Mas o que acontece com os peixes que captura? Segundo ele, a resposta vai da quantidade pescada: “Depende, se pega pouco, devolvo, mas se for muito, leva (para casa)”, explica.

FAMÍLIA

Kaíque, o menino que pesca com as mãos
Terezinha (avó) Kaíque e Marcela (mãe), na praia onde costumam passar horas em Vila Velha . Crédito: Fernando Madeira

Um comportamento tão fora do comum para a maioria das crianças atuais certamente tem raízes em algo maior. Em um cenário em que os incentivos externos, por questões de segurança, deixam meninos e meninas trancafiados no próprio quarto, foi no ambiente familiar que surgiu o incentivo e estímulo à liberdade, à curiosidade e ao modo de vida aventureiro.

Para que Kaíque se aventure no mar, na rua e na natureza, é preciso que alguém mostre e participe dessa "fuga" e, mais que isso, ofereça o suporte necessário para que essas experiências sejam feitas com segurança.

É aí que entra em cena Marcela Brandão, mãe de Kaíque. Aos 38 anos, tatuadora e praieira, ela é peça fundamental para que o filho crescesse mais conectado com o mundo real do que com o virtual.

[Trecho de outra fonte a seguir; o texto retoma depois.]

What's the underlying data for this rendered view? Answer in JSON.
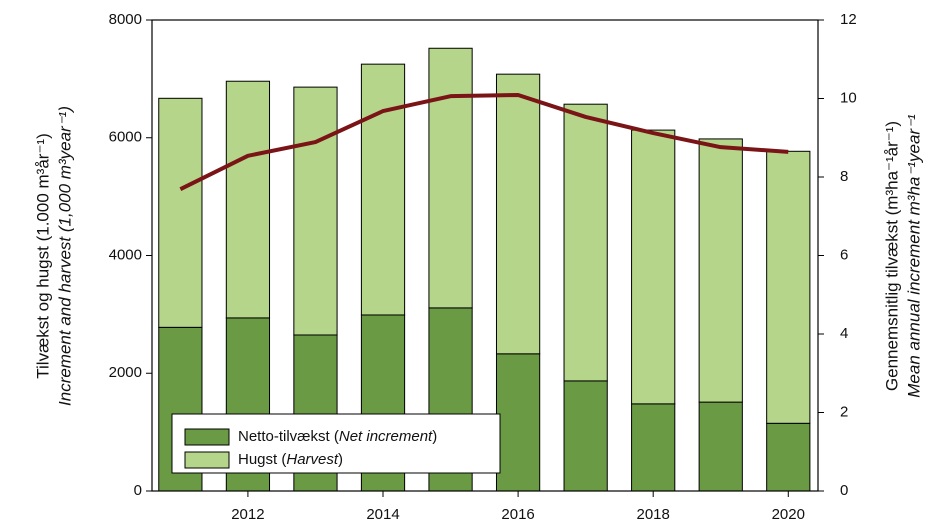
{
  "chart_data": {
    "type": "bar",
    "x": [
      2011,
      2012,
      2013,
      2014,
      2015,
      2016,
      2017,
      2018,
      2019,
      2020
    ],
    "series": [
      {
        "name": "Netto-tilvækst (Net increment)",
        "color": "#6a9a44",
        "values": [
          2780,
          2940,
          2650,
          2990,
          3110,
          2330,
          1870,
          1480,
          1510,
          1150
        ]
      },
      {
        "name": "Hugst (Harvest)",
        "color": "#b5d68a",
        "values": [
          3890,
          4020,
          4210,
          4260,
          4410,
          4750,
          4700,
          4650,
          4470,
          4620
        ]
      },
      {
        "type": "line",
        "axis": "y2",
        "color": "#7b1416",
        "values": [
          7.69,
          8.54,
          8.89,
          9.68,
          10.06,
          10.09,
          9.53,
          9.12,
          8.76,
          8.64
        ]
      }
    ],
    "stacked": true,
    "xlim": [
      2010.58,
      2020.44
    ],
    "xticks": [
      2012,
      2014,
      2016,
      2018,
      2020
    ],
    "ylim": [
      0,
      8000
    ],
    "yticks": [
      0,
      2000,
      4000,
      6000,
      8000
    ],
    "y2lim": [
      0,
      12
    ],
    "y2ticks": [
      0,
      2,
      4,
      6,
      8,
      10,
      12
    ],
    "ylabel": "Tilvækst og hugst (1.000 m³år⁻¹)",
    "ylabel_en": "Increment and harvest (1,000 m³year⁻¹)",
    "y2label": "Gennemsnitlig tilvækst (m³ha⁻¹år⁻¹)",
    "y2label_en": "Mean annual increment m³ha⁻¹year⁻¹",
    "legend": "lower left"
  }
}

“Na verdade, acho que forcei a não usar (tela) porque nunca concordei com criança com a cara enfiada no celular”, afirma. Para ela, ver o filho com o telefone na mão é motivo de incômodo. “Eu fico agoniada só de ver, então eu não deixo, nunca deixei”, explica.

Kaíque, o menino que pesca com as mãos
Muito além do vínculo tradicional entre mãe e filho, Marcela Brandão e Kaíque também se conectam em ambientes como a praia. Crédito: Fernando Madeira

Marcela Brandão

Tatuadora e mãe

"Quando a criança não fica muito em tela, ela acaba se forçando mais. Daí fica criativo, caçando coisa para fazer"

Conversando com Kaíque e Marcela percebe-se, de imediato, uma relação marcada por confiança, amor e parceria — muito além do vínculo tradicional entre mãe e filho. Eles são amigos e companheiros de aventura. “A gente fecha junto na praia. Vai para Barra do Jucu, Praia da Sereia, Setiba, subimos o Morro do Moreno, faz trilha”, conta Marcela. Ela não só incentiva, como participa ativamente das aventuras do filho. “Eu acho bacana e levo os amigos deles juntos”.

O amor entre mãe e filho não se expressa somente no olhar ou na maneira como um fala do outro. Marcela, como uma boa tatuadora, marcou o sentimento na pele, com uma tatuagem em homenagem a Kaíque.

Kaíque, o menino que pesca com as mãos
Na própria pele: Marcela tem o nome do filho, Kaíque, tatuado no braço esquerdo. Crédito: Fernando Madeira

Para o menino, ter esse incentivo dentro de casa foi essencial para despertar e alimentar a paixão pela natureza. E ele fala sobre isso feliz da vida. “Tenho vários amigos do meu prédio que vão comigo, mas minha mãe é minha parceira favorita de ir à praia”, afirma com um sorriso.

Entretanto, a habilidade de Kaíque com os peixes parece ser apenas uma parte das atividades manuais. O menino lida com naturalidade, garante a mãe. “Ele gosta de pegar os bichos todos na mão”, conta Marcela, rindo. 

E, mais uma vez, a mãe tem papel fundamental nessa história. Desde pequeno, o jovem aventureiro aprende com a mãe como pegar os bichinhos. “Minha mãe tinha ensinado a pegar aqueles lagartos de parede. Aí pegava, fazia tipo uma forca. Como ele não se importava, colocava no pescoço dele. Pegava e soltava depois”, relata o menino.

Seja no mar ou em casa, Marcela se beneficia do talento do filho, e tira "vantagens" desta habilidade. "Quando aparece bicho em casa, peço para ele pegar”, contou brincando.